With more than a dozen power plants due to close in the next decade, Britain’s grid is creaking under growing volumes of power from wind and solar farms. The government is also is under pressure to meet legislated targets to reduce fossil-fuel emissions. And those challenges won’t disappear during the debate over Brexit.

“We’re at a point in the U.K. where we probably need to redefine some of the targets and goals we want to achieve over the next 10 to 15 years for the whole of the energy sector,” said Keith Anderson, chief executive officer of ScottishPower Plc, a utility that’s also developing renewable-energy plants.

There’s already evidence that investment in Britain’s energy industry already has slowed as the government focused on fighting three separate campaigns with voters in the past three years, including general elections this year and 2015 and the Brexit referendum in 2016.

Investment in clean energy plunged in the first quarter after falling on an annual basis for the first time in six years last year, according to Bloomberg New Energy Finance. Developers are seeking certainty on how their payments will be structured after the U.K. leaves the EU, a move that may allow it to drop renewable energy targets for 2020 that have served as a guide to how policy will evolve.

“Climate and energy policy has largely been on pause for the best part of a year,” said Louise Kingham, chief executive officer of the Energy Institute, a London-based institution that tracks energy policy. “There’s some catching up to do.”
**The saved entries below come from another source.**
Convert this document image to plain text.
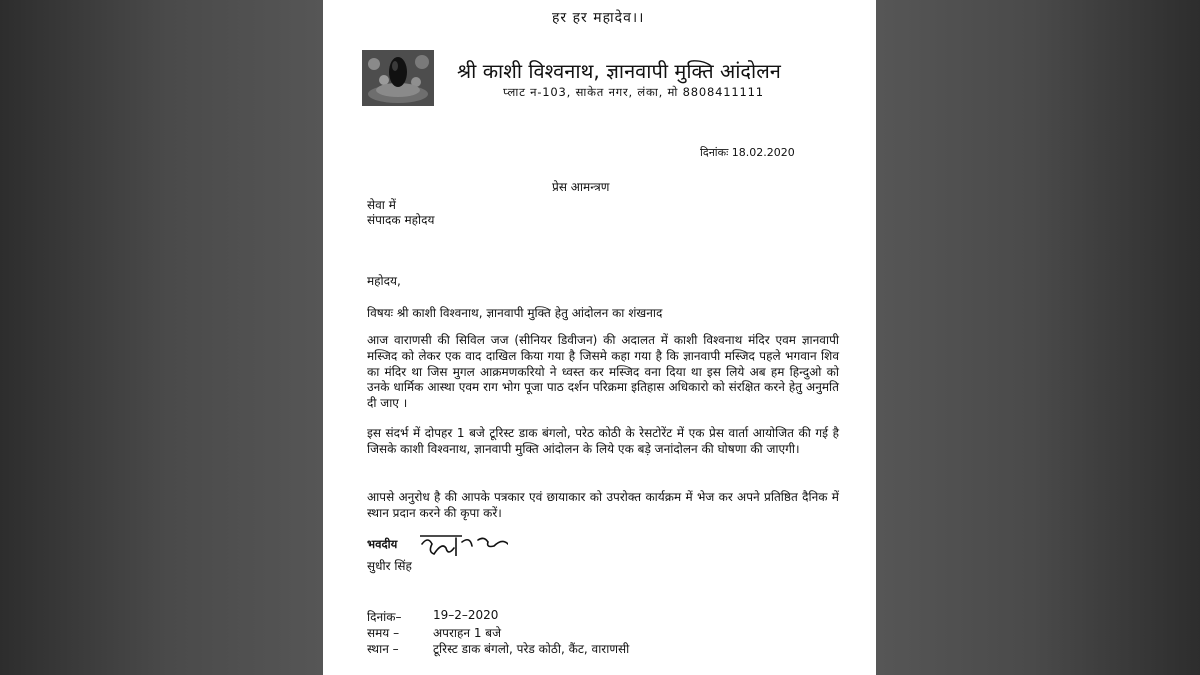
हर हर महादेव।।
श्री काशी विश्वनाथ, ज्ञानवापी मुक्ति आंदोलन
प्लाट न-103, साकेत नगर, लंका, मो 8808411111
दिनांकः 18.02.2020
प्रेस आमन्त्रण
सेवा में
संपादक महोदय
महोदय,
विषयः श्री काशी विश्वनाथ, ज्ञानवापी मुक्ति हेतु आंदोलन का शंखनाद
आज वाराणसी की सिविल जज (सीनियर डिवीजन) की अदालत में काशी विश्वनाथ मंदिर एवम ज्ञानवापी मस्जिद को लेकर एक वाद दाखिल किया गया है जिसमे कहा गया है कि ज्ञानवापी मस्जिद पहले भगवान शिव का मंदिर था जिस मुगल आक्रमणकरियो ने ध्वस्त कर मस्जिद वना दिया था इस लिये अब हम हिन्दुओ को उनके धार्मिक आस्था एवम राग भोग पूजा पाठ दर्शन परिक्रमा इतिहास अधिकारो को संरक्षित करने हेतु अनुमति दी जाए ।
इस संदर्भ में दोपहर 1 बजे टूरिस्ट डाक बंगलो, परेठ कोठी के रेसटोरेंट में एक प्रेस वार्ता आयोजित की गई है जिसके काशी विश्वनाथ, ज्ञानवापी मुक्ति आंदोलन के लिये एक बड़े जनांदोलन की घोषणा की जाएगी।
आपसे अनुरोध है की आपके पत्रकार एवं छायाकार को उपरोक्त कार्यक्रम में भेज कर अपने प्रतिष्ठित दैनिक में स्थान प्रदान करने की कृपा करें।
भवदीय
सुधीर सिंह
दिनांक–	19–2–2020
समय –	अपराहन 1 बजे
स्थान –	टूरिस्ट डाक बंगलो, परेड कोठी, कैंट, वाराणसी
The government has already delayed key decisions affecting energy, including:

  • A clean-growth plan, which indicates what technologies the government endorses to meet its 2030 climate targets. The program that unfolds in the aftermath Brexit will send a signal on how the government wants the energy mix to evolve for segments covering everything from electricity to building heat and transport.
  • Whether to subsidize a tidal lagoon project off the coast of Wales, which could spur further investments in as many as five other lagoons around the U.K.
  • A change to the way renewable energy is supported, a move that might reopen a way for onshore wind farms to be built in the countryside.
  • Policies that would boost investment in fracking for shale gas in the U.K.
  • A decision on how to fund carbon capture and storage technology.
  • A competition to spur investment in small modular nuclear reactors.
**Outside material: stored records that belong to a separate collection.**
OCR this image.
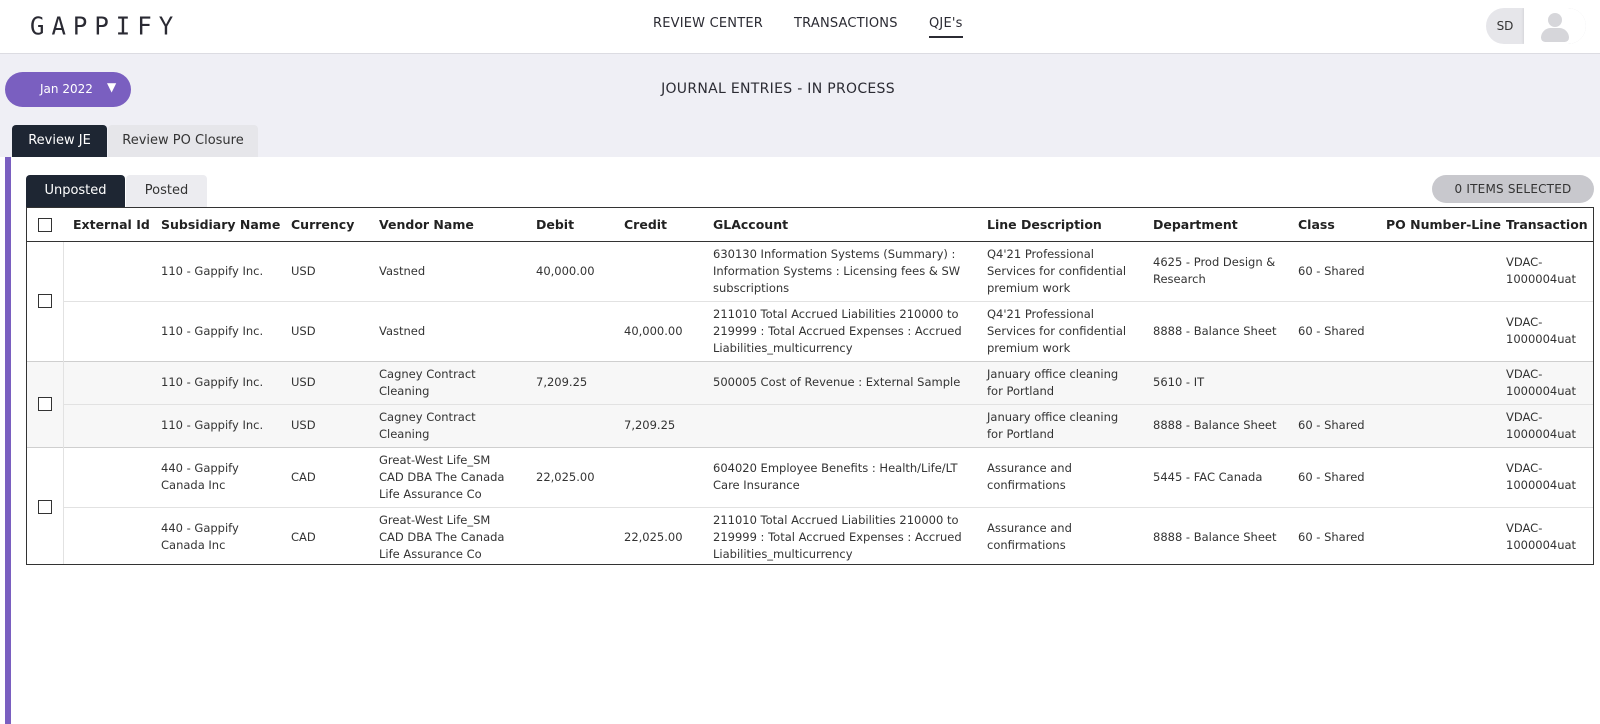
GAPPIFY	REVIEW CENTER TRANSACTIONS QJE's	SD
Jan 2022 ▼	JOURNAL ENTRIES - IN PROCESS
Review JE	Review PO Closure
Unposted	Posted	0 ITEMS SELECTED
	External Id	Subsidiary Name	Currency	Vendor Name	Debit	Credit	GLAccount	Line Description	Department	Class	PO Number-Line	Transaction
		110 - Gappify Inc.	USD	Vastned	40,000.00		630130 Information Systems (Summary) : Information Systems : Licensing fees & SW subscriptions	Q4'21 Professional Services for confidential premium work	4625 - Prod Design & Research	60 - Shared		VDAC-1000004uat
		110 - Gappify Inc.	USD	Vastned		40,000.00	211010 Total Accrued Liabilities 210000 to 219999 : Total Accrued Expenses : Accrued Liabilities_multicurrency	Q4'21 Professional Services for confidential premium work	8888 - Balance Sheet	60 - Shared		VDAC-1000004uat
		110 - Gappify Inc.	USD	Cagney Contract Cleaning	7,209.25		500005 Cost of Revenue : External Sample	January office cleaning for Portland	5610 - IT			VDAC-1000004uat
		110 - Gappify Inc.	USD	Cagney Contract Cleaning		7,209.25		January office cleaning for Portland	8888 - Balance Sheet	60 - Shared		VDAC-1000004uat
		440 - Gappify Canada Inc	CAD	Great-West Life_SM CAD DBA The Canada Life Assurance Co	22,025.00		604020 Employee Benefits : Health/Life/LT Care Insurance	Assurance and confirmations	5445 - FAC Canada	60 - Shared		VDAC-1000004uat
		440 - Gappify Canada Inc	CAD	Great-West Life_SM CAD DBA The Canada Life Assurance Co		22,025.00	211010 Total Accrued Liabilities 210000 to 219999 : Total Accrued Expenses : Accrued Liabilities_multicurrency	Assurance and confirmations	8888 - Balance Sheet	60 - Shared		VDAC-1000004uat
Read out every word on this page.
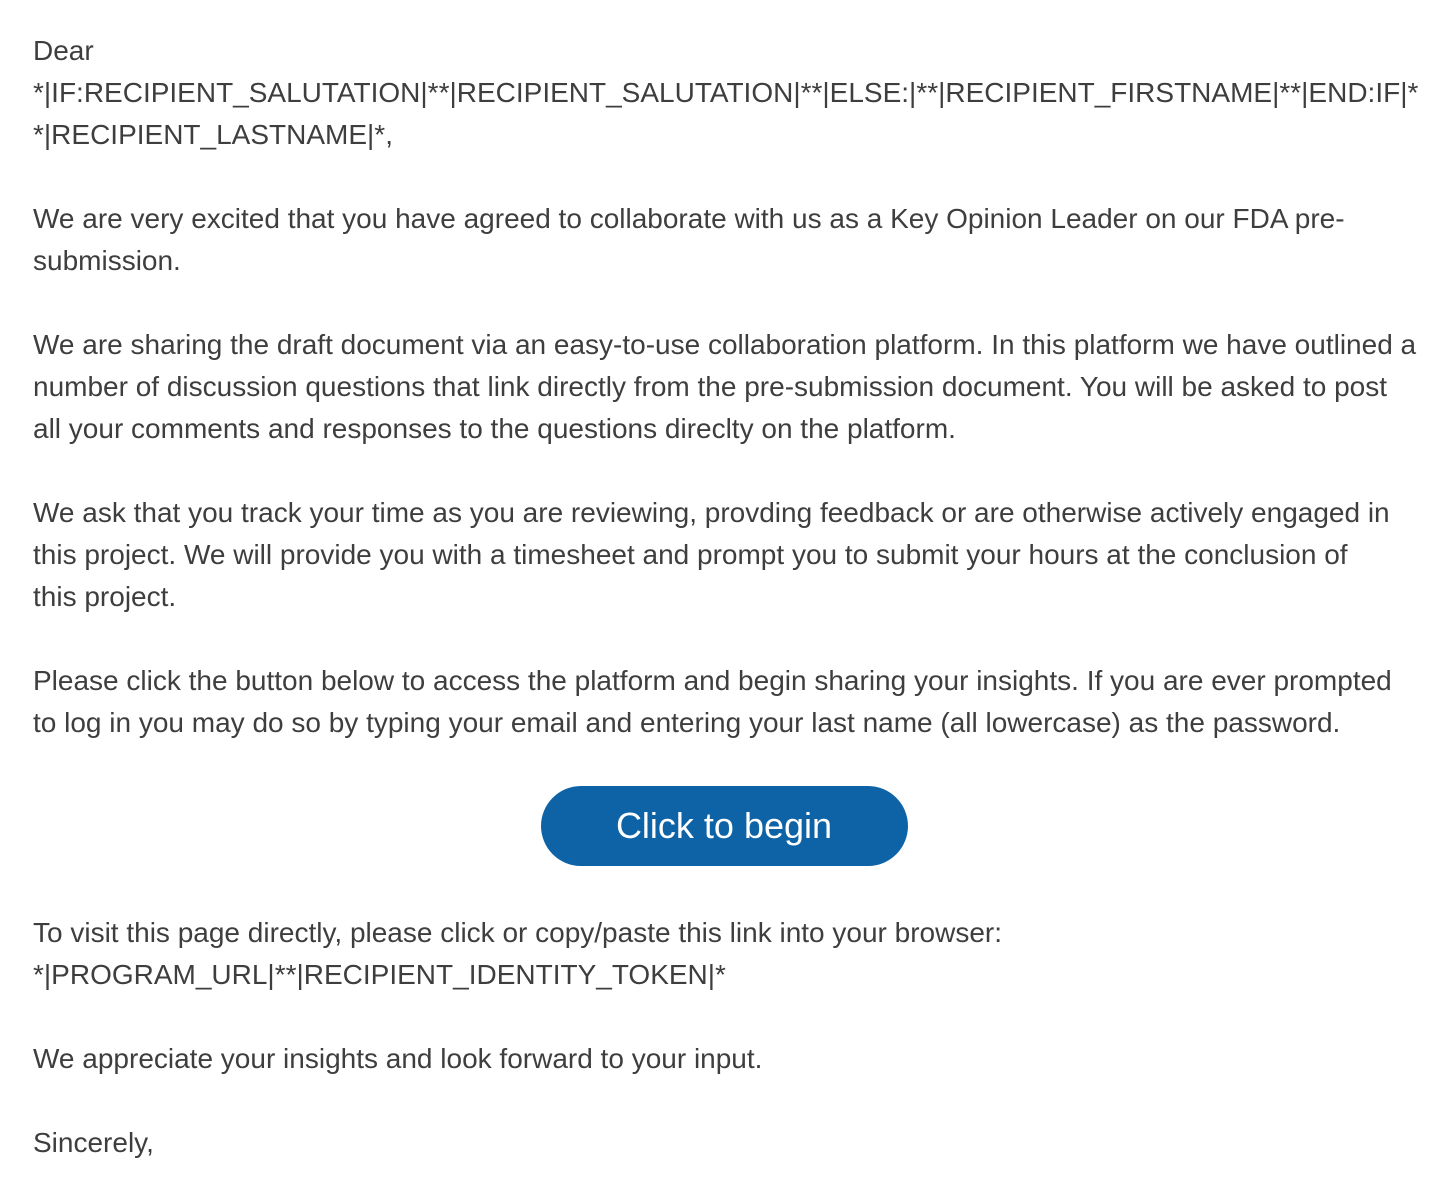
Dear
*|IF:RECIPIENT_SALUTATION|**|RECIPIENT_SALUTATION|**|ELSE:|**|RECIPIENT_FIRSTNAME|**|END:IF|*
*|RECIPIENT_LASTNAME|*,

We are very excited that you have agreed to collaborate with us as a Key Opinion Leader on our FDA pre-
submission.

We are sharing the draft document via an easy-to-use collaboration platform. In this platform we have outlined a
number of discussion questions that link directly from the pre-submission document. You will be asked to post
all your comments and responses to the questions direclty on the platform.

We ask that you track your time as you are reviewing, provding feedback or are otherwise actively engaged in
this project. We will provide you with a timesheet and prompt you to submit your hours at the conclusion of
this project.

Please click the button below to access the platform and begin sharing your insights. If you are ever prompted
to log in you may do so by typing your email and entering your last name (all lowercase) as the password.

Click to begin

To visit this page directly, please click or copy/paste this link into your browser:
*|PROGRAM_URL|**|RECIPIENT_IDENTITY_TOKEN|*

We appreciate your insights and look forward to your input.

Sincerely,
The election further unsettles the outlook for energy policy by adding to the governing coalition the Democratic Unionist Party, which opposes policies to fight climate change.

“Uncertainty from the election result and coming Brexit negotiations may make it harder and more expensive for renewable energy developers to secure financing,” said Victoria Cuming, analyst at Bloomberg New Energy Finance.

Bills, Bills, Bills

May’s government also may have to shelve measures aimed at reducing consumer electric bills if only because it doesn’t have a firm command of votes in the House of Commons, said Elchin Mammadov, analyst at Bloomberg Intelligence. While both May and the opposition Labour Party have promised to tackle rising household energy bills, each proposed different ways forward. The result may be a weak compromise that changes little.

“They will probably just kick the can down the road for major energy policies,” said Mammadov.

Cheap Wind

It doesn’t help that the Conservatives ended subsidies for new onshore wind farms, the cheapest form of new power generation. Developers such as SSE Plc want the government to offer “subsidy free” contracts that would allow them to build projects in windier parts of the country like Scotland, where public support for the technology is higher.

“We see a bright future,” said Maf Smith, deputy chief executive of trade association RenewableUK. “Government needs to get a grip in terms of creating that stable framework.”

Plans for a new fleet of large nuclear power stations are also stalling.

After signing a contract to buy power from Electricite de France SA’s 18 billion-pound Hinkley Point project at twice the current market rate, the government wants to build another five new atomic plants.

Nuclear offers electricity without the greenhouse gases damaging the climate. But the financial woes of Toshiba Corp., the controlling stakeholder of a major atomic development at Moorside in Northwest England, leave doubts about the future of that plant. Labour has said it might back underwriting part of the 3.4-gigawatt atomic plant in order to spur private investors to take part, and unions are pushing for action.

“We need to have a proper energy policy,” said Justin Bowden, national secretary of the GMB union, in a phone interview. “We don’t have anything that could be reasonably called an energy policy in this country.”